Una premessa onesta serve sempre, soprattutto quando si parla bene di un libro: Futuro Prossimo fa parte del network Forward To, una delle tre realtà che hanno curato questa ricerca, ma non ha partecipato in alcun modo alla sua stesura, e non avrebbe comunque problemi ad evidenziare aspetti critici. Detto questo, Changemaking. Idee che ispirano, azioni che trasformano (La Traccia Buona, aprile 2026) è un libro che merita di essere letto anche da chi non sa cosa significhi la parola “innovazione sociale” e magari, porello, pensa pure di non doverlo sapere. Anzi: forse soprattutto da loro.
Perché questo non è il solito catalogo di storie eroiche e motivazionali. È una mappa, fatta con metodo, di un’Italia che lavora sotto traccia e che, secondo i numeri raccolti, non è neanche esattamente dove ci si aspetterebbe. E viene una gran voglia di scoprirla, pagina dopo pagina: e questa voglia diventa via via anche un po’ gioia, anche un po’ orgoglio.
Innovazione sociale, la fotografia che mancava
Il volume nasce dall’incontro tra Ashoka Italia, Forward To e il Dipartimento di Culture, Politiche e Società dell’Università di Torino. Quattro curatori (Alberto Robiati, Arianna De Mario, Federico Mento, Filippo Barbera) e sette collaboratori, tutti con dei curriculum che difficilmente si possono liquidare. La metodologia è quella che si usa quando si vuole prendere sul serio una popolazione “difficile da raggiungere”: Respondent Driven Sampling, dieci “semi” selezionati per genere ed età, nove ondate di reclutamento, 132 questionari completi, focus group, interviste in profondità. Non hanno chiamato gli amici degli amici, in altre parole, e non si sono accontentati della prima risposta.

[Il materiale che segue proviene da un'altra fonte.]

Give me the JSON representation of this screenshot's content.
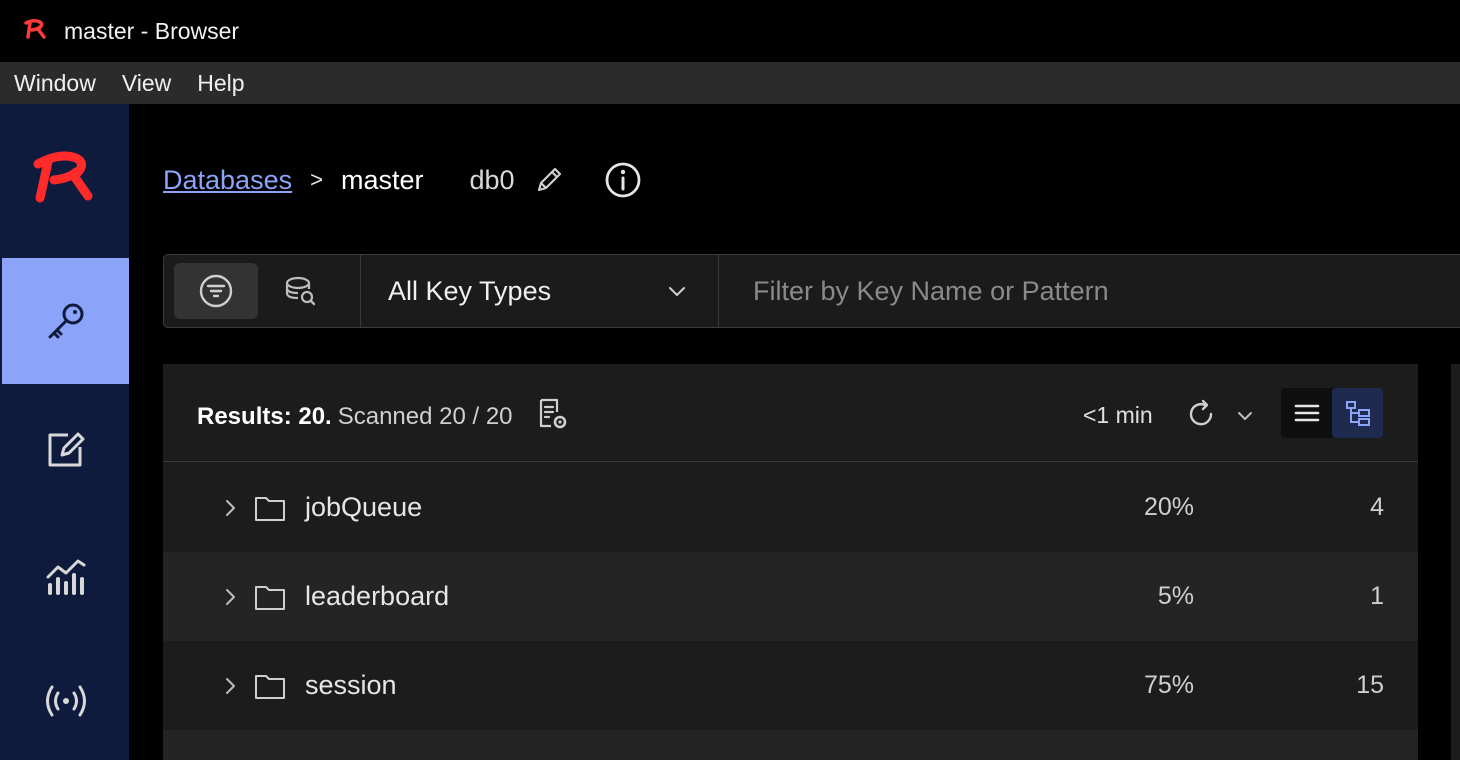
{
  "window": {
    "title": "master - Browser"
  },
  "menu": {
    "items": [
      "Window",
      "View",
      "Help"
    ]
  },
  "sidebar": {
    "items": [
      {
        "name": "browser",
        "icon": "key-icon",
        "active": true
      },
      {
        "name": "workbench",
        "icon": "edit-icon",
        "active": false
      },
      {
        "name": "analytics",
        "icon": "analytics-icon",
        "active": false
      },
      {
        "name": "pubsub",
        "icon": "broadcast-icon",
        "active": false
      }
    ]
  },
  "breadcrumb": {
    "databases": "Databases",
    "separator": ">",
    "current": "master",
    "db": "db0"
  },
  "filter": {
    "key_type": "All Key Types",
    "search_placeholder": "Filter by Key Name or Pattern"
  },
  "results": {
    "label": "Results: 20.",
    "scanned": "Scanned 20 / 20",
    "refresh_time": "<1 min",
    "rows": [
      {
        "name": "jobQueue",
        "percent": "20%",
        "count": "4"
      },
      {
        "name": "leaderboard",
        "percent": "5%",
        "count": "1"
      },
      {
        "name": "session",
        "percent": "75%",
        "count": "15"
      }
    ]
  },
  "colors": {
    "accent": "#8ba4f9",
    "sidebar_bg": "#0f1b3d",
    "logo_red": "#ff2a2a"
  }
}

Il punto di partenza è il superamento di una cornice mentale che ci sta bloccando tutti, e che il buon Mark Fisher chiamava realismo capitalista: l’idea che non esistano alternative al sistema così com’è. Il libro propone invece una “economia fondamentale”, ovvero quell’insieme di servizi, lavori e infrastrutture (sanità, scuola, mobilità, cura, spazi pubblici) che rendono possibile una vita decente. Ed è dentro questa cornice che si colloca il concetto di “infrastrutture di cittadinanza”: non tanto opere pubbliche, quanto il complesso di connessioni materiali, norme, competenze e relazioni che rendono effettivi i diritti delle persone nei luoghi dove vivono. Un concetto che ho letto raramente articolato con questa pulizia, e che afferma la preminenza totale della “rete” rispetto al singolo. Questo, peraltro, è per me un fattore fondamentale del libro.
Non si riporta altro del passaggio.